Les chiffres officiels publiés par le gouvernement japonais révèlent une hausse sans précédent du nombre d’ours abattus sur l’archipel. Selon Ouest France, plus de 14 000 spécimens ont été tués au cours de l’exercice fiscal 2025-2026, qui s’est achevé fin mars. Ce bilan dépasse largement les précédents records et soulève des questions sur la gestion des populations ursines dans le pays.
Ce qu'il faut retenir
- Un total de 14 000 ours abattus en un an, soit le chiffre le plus élevé jamais enregistré au Japon.
- Cette hausse s’inscrit dans le cadre de la politique nationale de régulation des populations ursines, jugées parfois invasives ou dangereuses.
- Les données préliminaires du gouvernement nippon confirment cette tendance, sans encore détailler les méthodes utilisées.
- Les régions montagneuses du pays, comme Hokkaido ou les Alpes japonaises, sont particulièrement concernées.
- Les associations de protection animale dénoncent depuis des années l’impact de ces abattages sur la biodiversité locale.
Un record qui interroge les autorités
Les autorités japonaises justifient ces abattages par la nécessité de protéger les populations locales des attaques d’ours, ainsi que par la gestion des conflits entre humains et animaux sauvages. « La cohabitation avec les ours devient de plus en plus complexe dans certaines régions », a indiqué un porte-parole du ministère de l’Environnement à Ouest France.
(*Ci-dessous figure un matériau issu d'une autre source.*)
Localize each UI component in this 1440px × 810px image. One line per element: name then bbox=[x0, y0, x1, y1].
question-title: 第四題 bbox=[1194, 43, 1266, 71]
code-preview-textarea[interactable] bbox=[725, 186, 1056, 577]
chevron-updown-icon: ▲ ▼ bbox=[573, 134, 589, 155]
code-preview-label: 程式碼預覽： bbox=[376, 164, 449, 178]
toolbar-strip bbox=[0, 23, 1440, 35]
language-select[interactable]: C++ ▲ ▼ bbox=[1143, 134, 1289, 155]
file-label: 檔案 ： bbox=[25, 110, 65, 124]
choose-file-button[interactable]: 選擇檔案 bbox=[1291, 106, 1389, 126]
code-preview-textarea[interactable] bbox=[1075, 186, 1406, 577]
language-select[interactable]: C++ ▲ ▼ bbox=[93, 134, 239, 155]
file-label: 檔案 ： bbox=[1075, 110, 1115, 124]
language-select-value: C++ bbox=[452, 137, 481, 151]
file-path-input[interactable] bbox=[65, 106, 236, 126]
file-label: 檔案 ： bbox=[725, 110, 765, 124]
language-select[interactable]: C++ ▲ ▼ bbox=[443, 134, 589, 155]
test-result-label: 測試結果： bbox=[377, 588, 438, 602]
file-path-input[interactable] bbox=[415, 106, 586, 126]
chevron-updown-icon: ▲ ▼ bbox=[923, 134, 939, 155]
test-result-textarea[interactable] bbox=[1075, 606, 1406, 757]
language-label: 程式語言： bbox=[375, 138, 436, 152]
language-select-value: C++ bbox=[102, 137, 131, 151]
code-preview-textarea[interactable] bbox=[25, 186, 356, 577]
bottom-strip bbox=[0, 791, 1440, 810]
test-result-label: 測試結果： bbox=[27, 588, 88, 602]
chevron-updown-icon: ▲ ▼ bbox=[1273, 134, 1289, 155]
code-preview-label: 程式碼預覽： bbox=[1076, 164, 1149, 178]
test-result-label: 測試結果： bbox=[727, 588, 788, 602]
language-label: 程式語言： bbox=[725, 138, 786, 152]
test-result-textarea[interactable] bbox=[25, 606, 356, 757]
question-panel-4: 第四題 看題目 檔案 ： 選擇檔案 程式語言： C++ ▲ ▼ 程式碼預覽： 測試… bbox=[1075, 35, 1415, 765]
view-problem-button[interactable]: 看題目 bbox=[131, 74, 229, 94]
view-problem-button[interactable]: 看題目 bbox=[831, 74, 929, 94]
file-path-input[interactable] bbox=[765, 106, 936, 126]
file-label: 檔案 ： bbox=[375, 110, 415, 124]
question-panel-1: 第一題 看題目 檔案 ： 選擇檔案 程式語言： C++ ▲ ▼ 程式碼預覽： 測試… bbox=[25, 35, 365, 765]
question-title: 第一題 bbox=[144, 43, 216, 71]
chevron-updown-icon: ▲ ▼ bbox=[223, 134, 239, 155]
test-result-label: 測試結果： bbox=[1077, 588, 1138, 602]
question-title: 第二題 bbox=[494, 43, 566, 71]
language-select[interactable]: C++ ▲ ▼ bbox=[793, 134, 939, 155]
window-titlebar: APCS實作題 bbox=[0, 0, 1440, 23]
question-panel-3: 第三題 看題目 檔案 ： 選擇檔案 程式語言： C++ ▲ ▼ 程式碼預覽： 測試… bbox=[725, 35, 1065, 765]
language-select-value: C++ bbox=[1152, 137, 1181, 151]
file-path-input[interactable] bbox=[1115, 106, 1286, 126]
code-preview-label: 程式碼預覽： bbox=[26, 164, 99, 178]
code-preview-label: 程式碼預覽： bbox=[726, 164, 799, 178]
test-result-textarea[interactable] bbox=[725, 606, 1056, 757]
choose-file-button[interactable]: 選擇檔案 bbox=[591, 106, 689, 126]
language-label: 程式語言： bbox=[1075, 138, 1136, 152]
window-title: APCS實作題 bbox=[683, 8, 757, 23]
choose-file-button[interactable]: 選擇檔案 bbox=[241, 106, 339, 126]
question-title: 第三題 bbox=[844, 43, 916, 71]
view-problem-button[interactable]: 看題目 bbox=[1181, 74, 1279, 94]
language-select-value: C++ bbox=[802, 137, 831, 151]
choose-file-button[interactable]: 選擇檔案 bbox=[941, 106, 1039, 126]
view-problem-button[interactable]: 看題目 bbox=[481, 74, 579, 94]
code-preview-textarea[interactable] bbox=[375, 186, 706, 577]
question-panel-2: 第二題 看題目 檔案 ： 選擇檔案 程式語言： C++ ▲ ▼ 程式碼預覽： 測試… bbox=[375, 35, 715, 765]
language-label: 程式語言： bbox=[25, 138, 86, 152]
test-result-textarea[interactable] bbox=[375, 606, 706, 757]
Les données, encore préliminaires, ne précisent pas encore la répartition exacte des espèces concernées, mais les ours bruns et noirs japonais sont les plus fréquemment cités dans les rapports officiels.
Ce chiffre record s’ajoute à une tendance de fond : depuis cinq ans, le nombre d’ours abattus chaque année oscille entre 10 000 et 12 000, selon les statistiques gouvernementales. Cette année marque donc une accélération brutale, que les observateurs attribuent en partie aux conditions climatiques exceptionnelles des derniers mois. Les hivers doux et les étés précoces ont en effet favorisé la prolifération des ours, augmentant les risques de rencontres dangereuses avec les humains.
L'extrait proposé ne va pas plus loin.